Let's summarize the discussion in the preceding section, but without the restriction to Minkowski space. Matter is described by the energy-momentum 1-forms \begin{equation} T^i = T^i{}_j\,\sigma^j \end{equation} which can be combined into a single vector-valued 1-form \begin{equation} \Tvec = T^i \ee_i \end{equation} Consider an observer with velocity vector $\vv$ satisfying \begin{equation} \vv \,d\tau = d\rr \end{equation} and drop the arrow to write as usual \begin{equation} v=\vv\cdot d\rr \end{equation} for the 1-form physically equivalent to $\vv$. The observer's 4-velocity $\vv$ is a future-pointing, timelike unit vector, so $\vv\cdot\vv=-1$ and therefore $v=-d\tau$.

Given an energy-momentum tensor $\Tvec$ and an observer with velocity $v$, it is reasonable to ask how to obtain the energy density seen by this observer. Not surprisingly, this involves some sort of dot product between $\Tvec$ and $v$, but it requires a dot product both on the vector part of $\Tvec$, and on its 1-form part. Begin by using the metric $g$ to perform the latter operation, defining 1) \begin{equation} \Tvec_{\vv} = -g(\Tvec,v) \end{equation} which we can write in terms of components using \begin{equation} g(\Tvec,v) = T^i{}_j\ee_i \,g(\sigma^j,\sigma^k) \,v_k = T^i{}_j \,v^j \,\ee_i \end{equation} since $v=v_k\,\sigma^k$. The observed energy density is then given by \begin{equation} \rho_{\hbox{obs}} = -\Tvec_{\vv} \cdot \vv = g(\Tvec\cdot\vv,v) \label{rhoobs} \end{equation} where in components \begin{equation} \Tvec\cdot\vv = \left(T^i{}_j\sigma^j\ee_i\right)\cdot \left(v^k\,\ee_k\right) = T^i{}_j\sigma^jv_i \end{equation} and where the last equality in (\ref{rhoobs}) reflects the ability to perform these two types of dot products in either order. The condition that the energy-momentum tensor be symmetric can be expressed in the form \begin{equation} g(\Tvec,v)\cdot d\rr = \Tvec \cdot \vv \end{equation} (for all spacetime vectors $\vv$), which we will henceforth assume, and which is equivalent to $T^{ij}=T^{ji}$.

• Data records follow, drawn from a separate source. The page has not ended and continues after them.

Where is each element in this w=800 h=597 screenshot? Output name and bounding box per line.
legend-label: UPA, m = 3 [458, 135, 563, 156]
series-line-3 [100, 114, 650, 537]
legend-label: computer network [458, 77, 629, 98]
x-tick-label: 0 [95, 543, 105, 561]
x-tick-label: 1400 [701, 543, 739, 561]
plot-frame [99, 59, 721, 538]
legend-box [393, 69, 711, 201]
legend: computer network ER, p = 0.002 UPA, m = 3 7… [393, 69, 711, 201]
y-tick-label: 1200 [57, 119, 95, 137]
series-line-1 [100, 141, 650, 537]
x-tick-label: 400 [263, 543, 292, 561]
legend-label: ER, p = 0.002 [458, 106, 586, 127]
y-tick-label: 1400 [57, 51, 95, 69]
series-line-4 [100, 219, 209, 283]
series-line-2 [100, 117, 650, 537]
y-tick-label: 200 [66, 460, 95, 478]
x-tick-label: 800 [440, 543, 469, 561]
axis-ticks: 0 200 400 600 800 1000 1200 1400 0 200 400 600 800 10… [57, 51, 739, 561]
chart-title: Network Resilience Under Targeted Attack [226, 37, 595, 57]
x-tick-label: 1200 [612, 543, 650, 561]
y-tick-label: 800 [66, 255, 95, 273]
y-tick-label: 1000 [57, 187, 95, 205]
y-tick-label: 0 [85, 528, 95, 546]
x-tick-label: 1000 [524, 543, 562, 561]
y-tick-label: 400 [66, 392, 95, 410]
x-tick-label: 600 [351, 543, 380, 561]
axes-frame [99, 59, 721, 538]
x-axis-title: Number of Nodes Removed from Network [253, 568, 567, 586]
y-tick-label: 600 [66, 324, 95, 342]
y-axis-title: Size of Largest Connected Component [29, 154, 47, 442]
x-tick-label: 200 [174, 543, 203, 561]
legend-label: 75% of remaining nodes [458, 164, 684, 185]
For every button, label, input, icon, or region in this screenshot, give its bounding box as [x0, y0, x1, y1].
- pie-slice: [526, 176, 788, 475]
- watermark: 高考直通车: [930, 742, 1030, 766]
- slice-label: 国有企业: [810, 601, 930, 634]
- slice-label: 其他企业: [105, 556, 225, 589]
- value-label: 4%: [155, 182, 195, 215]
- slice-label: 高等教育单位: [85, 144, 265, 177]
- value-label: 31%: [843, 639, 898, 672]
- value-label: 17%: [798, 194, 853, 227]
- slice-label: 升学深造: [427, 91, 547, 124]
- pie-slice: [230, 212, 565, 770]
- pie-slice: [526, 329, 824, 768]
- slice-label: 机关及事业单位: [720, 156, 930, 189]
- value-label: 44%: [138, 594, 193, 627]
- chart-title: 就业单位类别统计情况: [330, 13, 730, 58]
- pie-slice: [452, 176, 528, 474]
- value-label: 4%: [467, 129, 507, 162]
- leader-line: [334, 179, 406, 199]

The energy-momentum tensor for dust with velocity vector $\uu$ is given by \begin{equation} \Tvec = \rho\,\uu\,u \end{equation} where $u=\uu\cdot d\rr=-d\lambda$, with $\lambda$ denoting the proper time of the dust particles in order to avoid confusion with the proper time $\tau$ of the observer. Equivalently, \begin{align} \Tvec_{\uu} &= \rho\,\uu \\ \Tvec \cdot \uu &= -\rho\,u \end{align} The energy density in the rest frame of the dust particles is then \begin{equation} -\Tvec_{\uu}\cdot\uu = \rho \end{equation} as expected, and the observed energy density in some other frame is given by \begin{equation} -\Tvec_{\vv}\cdot\vv = \rho\,\uu\,g(u,v) \cdot\vv = \rho\,(\uu\cdot\vv)^2 \end{equation} since $g(u,v)=\uu\cdot\vv$. We again recover the expected result, since $\uu\cdot\vv=\cosh\beta$ (and $\rho=mn$ in the example considered in the previous section).

Dust is not very interesting, since the dust particles do not interact with each other. A slightly more general model is a perfect fluid, in which there is also a pressure density $p$. The energy-momentum tensor for a perfect fluid with velocity vector $\uu$ is given by \begin{equation} \Tvec = (\rho+p)\,\uu\,u + p\,d\rr \end{equation} for which \begin{equation} \Tvec\cdot\uu = -(\rho+p)\,u + p\,u = -\rho\,u \end{equation} as was the case for dust, so the energy density (at rest) is still $\rho$. In (spacelike) directions $\vv$ orthogonal to $\uu$ we have instead \begin{align} -\Tvec_{\vv}\cdot\vv &= g(\Tvec\cdot\vv,v) \nonumber\\ &= g(p\,v,v) \nonumber\\ &= p \vv\cdot\vv \nonumber\\ &= p \end{align} where we have used $\uu\cdot\vv=0$ and further assumed $|\vv|=1$. Thus, $\rho$ and $p$ correspond to the energy and pressure densities 2) in the rest frame of the fluid, and $p$ is the same in all (spatial) directions in this frame.